Ele disse que sim, mas que não era hora de falar nisso. Ela quis saber quando seria a hora, já estavam naquilo há dois anos, quase três. Então ele afrouxou um pouco o abraço, não tanto que ela pudesse fugir, e disse que jurava.

— Por sua mãe?

—Também assim não, mãe é uma só. Juro por Deus.

— Deus também é um só.

— Mas nele nada pega.

— Então é quando?

— Bom, pode decidir você.

— Maio... Adoro maio.

— Puxa, mas já é janeiro, seis de janeiro, maio vem daqui a pouquinho. Tá bom... Vá lá que seja: maio. Que dia?
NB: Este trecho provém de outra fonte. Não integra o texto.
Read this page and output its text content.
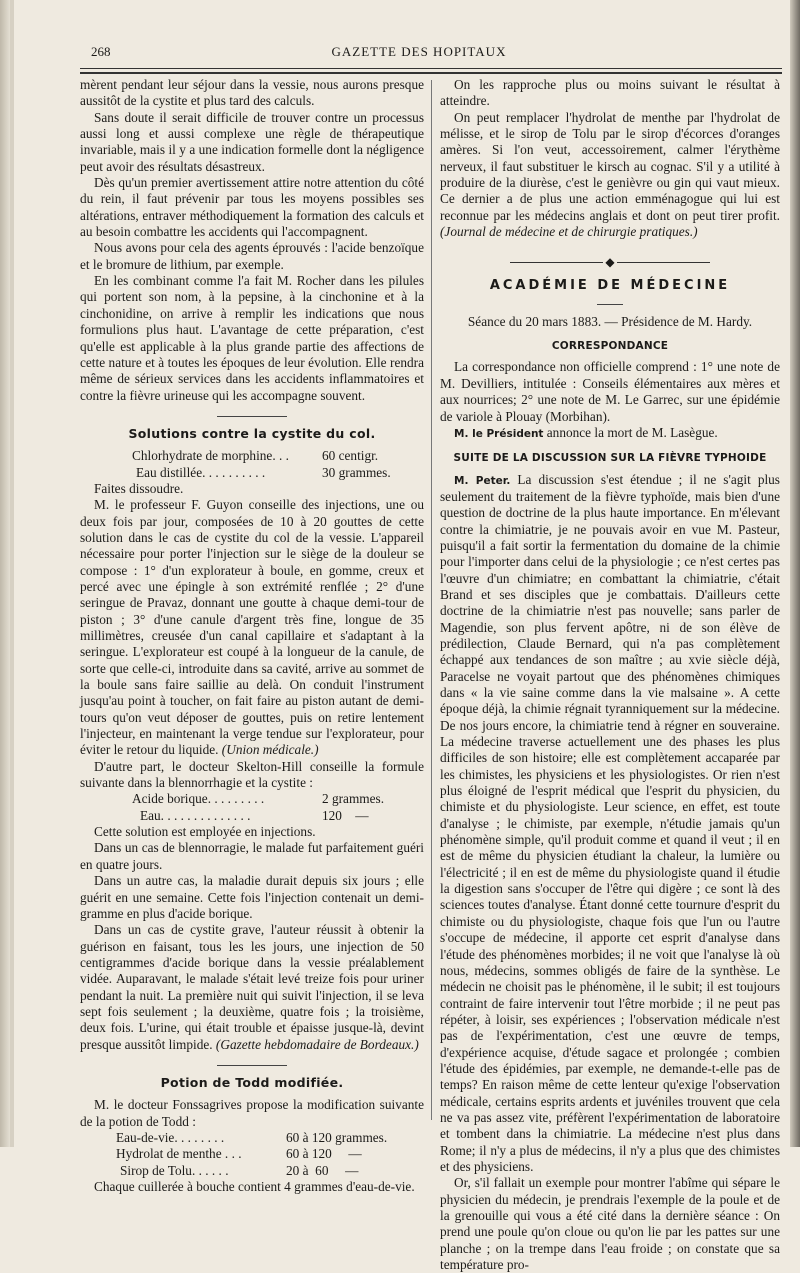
268	GAZETTE DES HOPITAUX

mèrent pendant leur séjour dans la vessie, nous aurons presque aussitôt de la cystite et plus tard des calculs.

Sans doute il serait difficile de trouver contre un processus aussi long et aussi complexe une règle de thérapeutique invariable, mais il y a une indication formelle dont la négligence peut avoir des résultats désastreux.

Dès qu'un premier avertissement attire notre attention du côté du rein, il faut prévenir par tous les moyens possibles ses altérations, entraver méthodiquement la formation des calculs et au besoin combattre les accidents qui l'accompagnent.

Nous avons pour cela des agents éprouvés : l'acide benzoïque et le bromure de lithium, par exemple.

En les combinant comme l'a fait M. Rocher dans les pilules qui portent son nom, à la pepsine, à la cinchonine et à la cinchonidine, on arrive à remplir les indications que nous formulions plus haut. L'avantage de cette préparation, c'est qu'elle est applicable à la plus grande partie des affections de cette nature et à toutes les époques de leur évolution. Elle rendra même de sérieux services dans les accidents inflammatoires et contre la fièvre urineuse qui les accompagne souvent.

Solutions contre la cystite du col.

Chlorhydrate de morphine. . .	60 centigr.
Eau distillée. . . . . . . . . .	30 grammes.

Faites dissoudre.

M. le professeur F. Guyon conseille des injections, une ou deux fois par jour, composées de 10 à 20 gouttes de cette solution dans le cas de cystite du col de la vessie. L'appareil nécessaire pour porter l'injection sur le siège de la douleur se compose : 1° d'un explorateur à boule, en gomme, creux et percé avec une épingle à son extrémité renflée ; 2° d'une seringue de Pravaz, donnant une goutte à chaque demi-tour de piston ; 3° d'une canule d'argent très fine, longue de 35 millimètres, creusée d'un canal capillaire et s'adaptant à la seringue. L'explorateur est coupé à la longueur de la canule, de sorte que celle-ci, introduite dans sa cavité, arrive au sommet de la boule sans faire saillie au delà. On conduit l'instrument jusqu'au point à toucher, on fait faire au piston autant de demi-tours qu'on veut déposer de gouttes, puis on retire lentement l'injecteur, en maintenant la verge tendue sur l'explorateur, pour éviter le retour du liquide. (Union médicale.)

D'autre part, le docteur Skelton-Hill conseille la formule suivante dans la blennorrhagie et la cystite :

Acide borique. . . . . . . . .	2 grammes.
Eau. . . . . . . . . . . . . .	120    —

Cette solution est employée en injections.

Dans un cas de blennorragie, le malade fut parfaitement guéri en quatre jours.

Dans un autre cas, la maladie durait depuis six jours ; elle guérit en une semaine. Cette fois l'injection contenait un demi-gramme en plus d'acide borique.

Dans un cas de cystite grave, l'auteur réussit à obtenir la guérison en faisant, tous les les jours, une injection de 50 centigrammes d'acide borique dans la vessie préalablement vidée. Auparavant, le malade s'était levé treize fois pour uriner pendant la nuit. La première nuit qui suivit l'injection, il se leva sept fois seulement ; la deuxième, quatre fois ; la troisième, deux fois. L'urine, qui était trouble et épaisse jusque-là, devint presque aussitôt limpide. (Gazette hebdomadaire de Bordeaux.)

Potion de Todd modifiée.

M. le docteur Fonssagrives propose la modification suivante de la potion de Todd :

Eau-de-vie. . . . . . . .	60 à 120 grammes.
Hydrolat de menthe . . .	60 à 120     —
Sirop de Tolu. . . . . .	20 à  60     —

Chaque cuillerée à bouche contient 4 grammes d'eau-de-vie.

On les rapproche plus ou moins suivant le résultat à atteindre.

On peut remplacer l'hydrolat de menthe par l'hydrolat de mélisse, et le sirop de Tolu par le sirop d'écorces d'oranges amères. Si l'on veut, accessoirement, calmer l'érythème nerveux, il faut substituer le kirsch au cognac. S'il y a utilité à produire de la diurèse, c'est le genièvre ou gin qui vaut mieux. Ce dernier a de plus une action emménagogue qui lui est reconnue par les médecins anglais et dont on peut tirer profit. (Journal de médecine et de chirurgie pratiques.)

◆

ACADÉMIE DE MÉDECINE

Séance du 20 mars 1883. — Présidence de M. Hardy.

CORRESPONDANCE

La correspondance non officielle comprend : 1° une note de M. Devilliers, intitulée : Conseils élémentaires aux mères et aux nourrices; 2° une note de M. Le Garrec, sur une épidémie de variole à Plouay (Morbihan).

M. le Président annonce la mort de M. Lasègue.

SUITE DE LA DISCUSSION SUR LA FIÈVRE TYPHOIDE

M. Peter. La discussion s'est étendue ; il ne s'agit plus seulement du traitement de la fièvre typhoïde, mais bien d'une question de doctrine de la plus haute importance. En m'élevant contre la chimiatrie, je ne pouvais avoir en vue M. Pasteur, puisqu'il a fait sortir la fermentation du domaine de la chimie pour l'importer dans celui de la physiologie ; ce n'est certes pas l'œuvre d'un chimiatre; en combattant la chimiatrie, c'était Brand et ses disciples que je combattais. D'ailleurs cette doctrine de la chimiatrie n'est pas nouvelle; sans parler de Magendie, son plus fervent apôtre, ni de son élève de prédilection, Claude Bernard, qui n'a pas complètement échappé aux tendances de son maître ; au xvie siècle déjà, Paracelse ne voyait partout que des phénomènes chimiques dans « la vie saine comme dans la vie malsaine ». A cette époque déjà, la chimie régnait tyranniquement sur la médecine. De nos jours encore, la chimiatrie tend à régner en souveraine. La médecine traverse actuellement une des phases les plus difficiles de son histoire; elle est complètement accaparée par les chimistes, les physiciens et les physiologistes. Or rien n'est plus éloigné de l'esprit médical que l'esprit du physicien, du chimiste et du physiologiste. Leur science, en effet, est toute d'analyse ; le chimiste, par exemple, n'étudie jamais qu'un phénomène simple, qu'il produit comme et quand il veut ; il en est de même du physicien étudiant la chaleur, la lumière ou l'électricité ; il en est de même du physiologiste quand il étudie la digestion sans s'occuper de l'être qui digère ; ce sont là des sciences toutes d'analyse. Étant donné cette tournure d'esprit du chimiste ou du physiologiste, chaque fois que l'un ou l'autre s'occupe de médecine, il apporte cet esprit d'analyse dans l'étude des phénomènes morbides; il ne voit que l'analyse là où nous, médecins, sommes obligés de faire de la synthèse. Le médecin ne choisit pas le phénomène, il le subit; il est toujours contraint de faire intervenir tout l'être morbide ; il ne peut pas répéter, à loisir, ses expériences ; l'observation médicale n'est pas de l'expérimentation, c'est une œuvre de temps, d'expérience acquise, d'étude sagace et prolongée ; combien l'étude des épidémies, par exemple, ne demande-t-elle pas de temps? En raison même de cette lenteur qu'exige l'observation médicale, certains esprits ardents et juvéniles trouvent que cela ne va pas assez vite, préfèrent l'expérimentation de laboratoire et tombent dans la chimiatrie. La médecine n'est plus dans Rome; il n'y a plus de médecins, il n'y a plus que des chimistes et des physiciens.

Or, s'il fallait un exemple pour montrer l'abîme qui sépare le physicien du médecin, je prendrais l'exemple de la poule et de la grenouille qui vous a été cité dans la dernière séance : On prend une poule qu'on cloue ou qu'on lie par les pattes sur une planche ; on la trempe dans l'eau froide ; on constate que sa température pro-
— Cinco. É o primeiro sábado do mês.

— Por mim tá bom: cinco de maio.

— Ai, meu Deus, já vou começar a procurar o vestido.

— Pra que essa pressa, menina?

— Ué, você mesmo disse: maio é daqui a pouquinho.

— Sim, mas eu não tou pensando nesse maio. Veja bem, você escolheu o dia e o mês. Eu tenho o direito de escolher o ano. Pensei em dois mil e...

— Lá vem você me enrolando do novo. Tira a mão de mim. Deixa minha blusa no lugar. Ai, pra que que eu fui naquele baile. Maldita a hora em que eu te conheci.

— Fala assim não, benzinho. Assim que eu for promovido a gente se casa.

— Você fala isso há um ano. Já me disseram que você até recusou uma promoção.

— Amorzinho, escuta, a melhor coisa que te aconteceu foi me conhecer. Vamos falar de outra coisa.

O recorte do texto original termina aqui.